The year-old financial crisis has bolstered the role of the government in markets. Beyond staging outright rescues, the Federal Reserve is scrutinizing the capital and liquidity positions of investment banks, reconsidering rules for vast but obscure parts of money markets and derivatives markets, and acting as backstop to a huge swath of Wall Street's day-to-day trading. Treasury officials are pushing banks to build new markets, such as so-called covered bonds, which are popular as mortgage financing in Europe.

The newfound activism is reflected on the Fed's balance sheet. A year ago, about 90% of the central bank's $875 billion in assets were Treasury securities. Now, after a year of interventions aimed at mopping Wall Street of its complicated and illiquid assets, the Fed's Treasury holdings have fallen to about 50% of its assets.

The struggle between market forces and government control is as old as the country. Alexander Hamilton and Thomas Jefferson squared off over the role of the government in promoting early industry.

For two decades after Ronald Reagan's election in 1980, markets were clearly in the ascendancy. Even the savings-and-loan collapse of the 1980s, in which the government spent $125 billion seizing failed S&L's and selling off their loans, didn't shake the widespread conviction that market forces should be lightly restrained, if at all.

The takeover of Freddie and Fannie, coming after a string of other government actions, marks a return to government activism. The 2001 terrorist attacks led to the nationalization of airport workers. The corporate accounting scandals around the same time, which leveled energy trader Enron Corp. and communications giant WorldCom Inc., led to the Sarbanes-Oxley law in 2002, which tightened regulations on companies and chief executives.

The combination of the housing crisis and credit crunch has pushed the Federal Reserve and Treasury to insert themselves deeply into the financial system to try to head off economic disaster. Investors said they need to give far more weight in their decisions to potential government actions.

It is difficult to predict how much deeper the government will insert itself into the economy, especially during a presidential election year. Detroit's auto makers have won Congressional authorization this year for $25 billion in low-interest loans to rebuild plants to make fuel-efficient vehicles -- and are lobbying to boost the prospective loans to as much as $50 billion over three years.

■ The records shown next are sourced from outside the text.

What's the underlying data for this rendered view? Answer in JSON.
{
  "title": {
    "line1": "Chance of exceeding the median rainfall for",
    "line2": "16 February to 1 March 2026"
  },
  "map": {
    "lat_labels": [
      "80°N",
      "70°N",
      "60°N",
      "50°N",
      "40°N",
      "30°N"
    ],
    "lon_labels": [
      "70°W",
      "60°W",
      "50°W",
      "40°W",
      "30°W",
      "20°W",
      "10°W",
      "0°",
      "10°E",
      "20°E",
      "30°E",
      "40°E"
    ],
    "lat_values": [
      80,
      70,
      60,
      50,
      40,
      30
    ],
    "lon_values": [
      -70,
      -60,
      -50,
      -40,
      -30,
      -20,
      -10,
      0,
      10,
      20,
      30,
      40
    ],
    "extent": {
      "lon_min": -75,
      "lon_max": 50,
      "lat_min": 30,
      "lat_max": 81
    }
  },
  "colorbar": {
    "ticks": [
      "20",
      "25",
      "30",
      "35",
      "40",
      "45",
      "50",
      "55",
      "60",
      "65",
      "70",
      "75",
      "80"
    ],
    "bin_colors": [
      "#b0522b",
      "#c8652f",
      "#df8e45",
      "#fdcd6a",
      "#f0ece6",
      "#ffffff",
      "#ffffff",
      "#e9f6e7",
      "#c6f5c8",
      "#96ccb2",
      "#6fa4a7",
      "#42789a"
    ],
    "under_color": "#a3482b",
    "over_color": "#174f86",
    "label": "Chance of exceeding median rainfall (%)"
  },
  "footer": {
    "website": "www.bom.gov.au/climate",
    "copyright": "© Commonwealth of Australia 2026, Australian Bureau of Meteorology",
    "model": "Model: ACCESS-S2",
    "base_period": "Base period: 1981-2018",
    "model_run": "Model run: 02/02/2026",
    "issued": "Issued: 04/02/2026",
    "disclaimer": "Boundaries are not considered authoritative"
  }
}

Both presidential candidates back the steeper financing.

Whoever wins also will have to figure out how to regulate investment banks, commercial banks, and other financial institutions, as well as what to do with Freddie and Fannie. Under the plan announced Sunday, the mortgage firms would shrink in size by about 10% a year, starting in 2010, but the plan doesn't specify the ultimate size or disposition of the companies.

"Some action of this kind was necessary, given past mistakes," said former Clinton Treasury Secretary Lawrence Summers. "They assure solvency, which is something well short of adequate capitalization, meaning that they have deferred huge and painful decisions that are likely to be expensive to tax payers."

Still, government plans often go awry. As the risk of the financial-market bust wears off, Wall Street could look upon the vast support being provided markets as an invitation to make even riskier bets, or as a way to dump money-losing assets.